Abstract
Purpose :
Deep convolutional neural networks (CNN) are widely used for glaucoma detection based on spatial features extracted from static fundus images (e.g., optic nerve cupping). However, glaucomatous damage is also associated with several dynamic markers expressed as temporal features within fundus videos (e.g., spontaneous venous pulsatility). In this study, we compared the performance of a combined CNN and recurrent neural network (RNN) trained on fundus videos (i.e., containing both spatial and temporal features), and a CNN trained on fundus images only (i.e., containing spatial features), in separating glaucoma from healthy eyes.
Methods :
Two deep neural network architectures including a pre-trained VGG16 (i.e., CNN) and a combined VGG16 and Long Short-Term Memory (LSTM) (i.e., CNN+RNN) were further trained on fundus images and videos collected from 695 participants (379 glaucoma [65.1 ± 13 yrs, 221 Male] and 316 controls [47 ± 15 yrs, 165 Male]). All participants had bilateral dilated funduscopy and a minimum 5-second recording of the retinal vasculature (30 fps) centred on the optic disc. All subjects underwent standard automated perimetry (Humphrey 24-2 SITA-Standard) and optical coherence tomography assessments.

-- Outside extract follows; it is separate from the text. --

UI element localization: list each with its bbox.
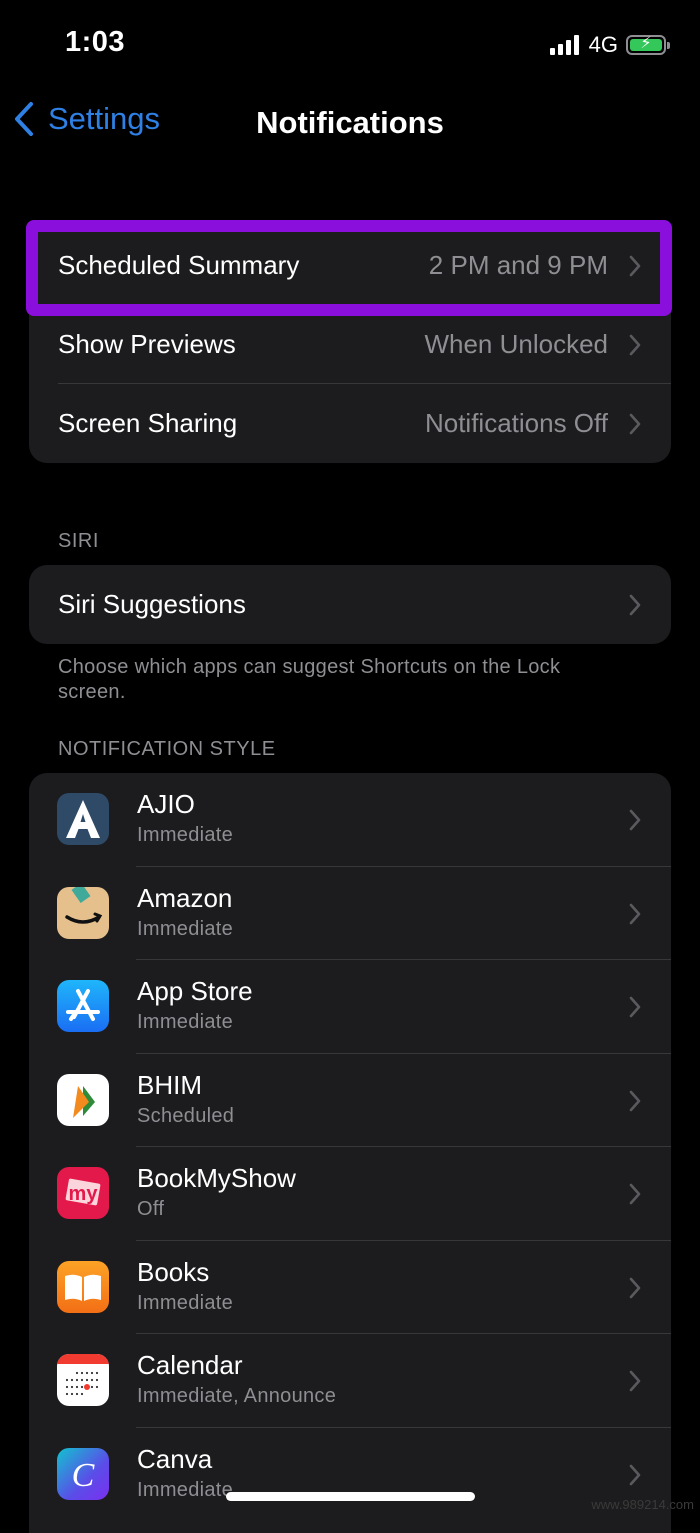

In all cases, a glaucoma specialist was responsible for diagnosis of glaucoma and participants classified as ophthalmically healthy. Network training and evaluation was performed on an 85% (training), 10% (test), and 5% (validation) split. The F-measure accuracy, sensitivity and specificity of both models were evaluated.
Results :
The combined VGG16 and LSTM reached an F-measure, sensitivity and specificity of 96.2±1.7%, 0.89±0.04, and 0.97±0.02. These measures for the VGG16 model were 70.3±5%, 0.59±0.1, and 0.65±0.2, respectively. We observed a significant difference in F-measure (p<0.0001), sensitivity (p<0.0001) and specificity (p<0.0001) between the two models .
Conclusions :
This study demonstrates that training a combined VGG16 and LSTM on fundus videos outperforms a VGG16 trained on fundus images in separating glaucoma from healthy eyes. This suggests that glaucoma should be treated as a video classification task, as the combined model not only takes into account the spatial features in a fundus image but also the temporal features embedded in a fundus video. Further evaluation on a larger, heterogeneous population is required to validate this approach.
This is a 2020 Imaging in the Eye Conference abstract.